Wir wollen Tabus brechen. Wir wollen landesweit einen Dialog über Geld, Lohn, Reichtum, Armut, Ungleichheit und Finanzen lostreten. Geld und Gefühle sind untrennbar miteinander verbunden. Money Talk ist deshalb nicht eine Serie über Geld, sondern vor allem auch eine über Stolz, Scham und Neid. Heute mit Astrid von Stockar, CEO der Zahnpflegefirma Swissdent und Miteigentümerin des Hotels Chesa Grischuna in Klosters GR.
Wie stehst du zu Geld?
Geld als Betrag interessiert mich nicht, nur in investierter Form. Auf dem Konto ist es nur eine Zahl. Ich denke lieber an die Möglichkeiten, die es eröffnet.
Dann ist also alles in Aktien investiert bei dir?
Nein. Aber zu Aktien habe ich in der Tat ein spezielles Verhältnis. Meine Urgrossmutter war in Schweden die erste Frau, die als Börsenhändlerin akkrediert worden ist. Das war noch vor dem ersten Weltkrieg. Und sie hat tatsächlich ein kleines Vermögen gemacht. Dieses hat sie dann meiner Grossmutter weitergegeben.

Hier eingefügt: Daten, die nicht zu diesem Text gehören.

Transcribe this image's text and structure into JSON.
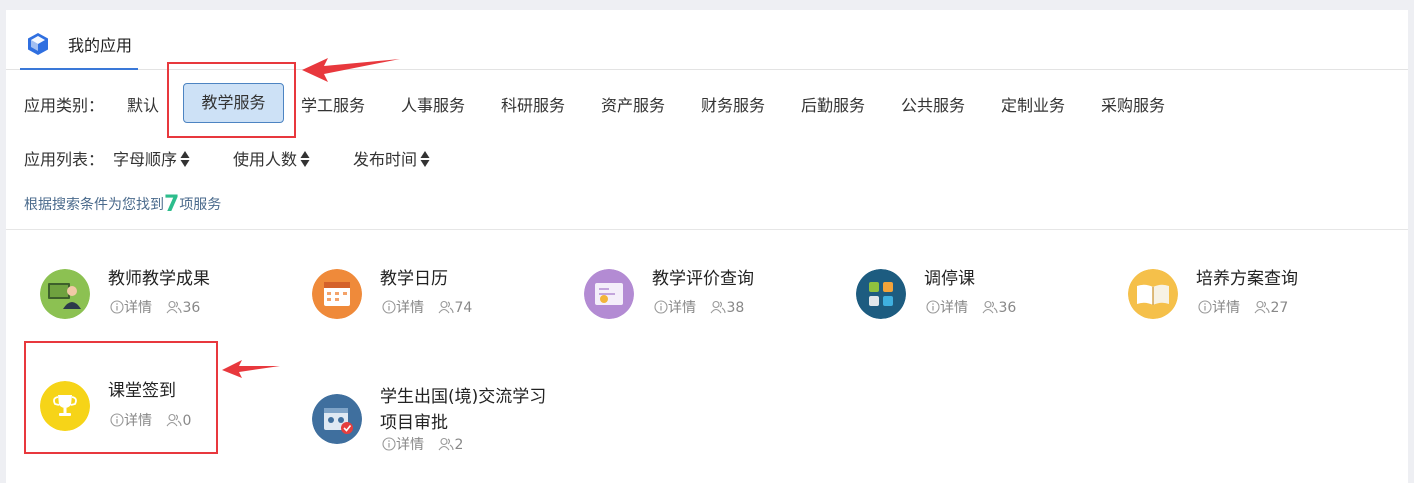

Dann liegt dir das Traden ja im Blut?
Nein, ich habe keine Aktien mehr. Ich habe meine Crash-Erfahrung früh gemacht. Zur Matura erhielt ich von meiner Grossmutter Swissair-Aktien. Da gab es noch Dividenden und Benefits dazu. Aktionärinnen konnten beispielsweise günstiger fliegen. Der Rest ist Geschichte: Grounding. Ich habe alles verloren, ausser das Aktienpapier. Das ist natürlich museumsreif.
Dann war das der Absteller?
Nicht nur, aber die Schwankungen machen mich nervös, und ich habe permanent das Gefühl, keine Zeit dafür zu haben.
Und jetzt investierst Du tatsächlich gar nicht mehr?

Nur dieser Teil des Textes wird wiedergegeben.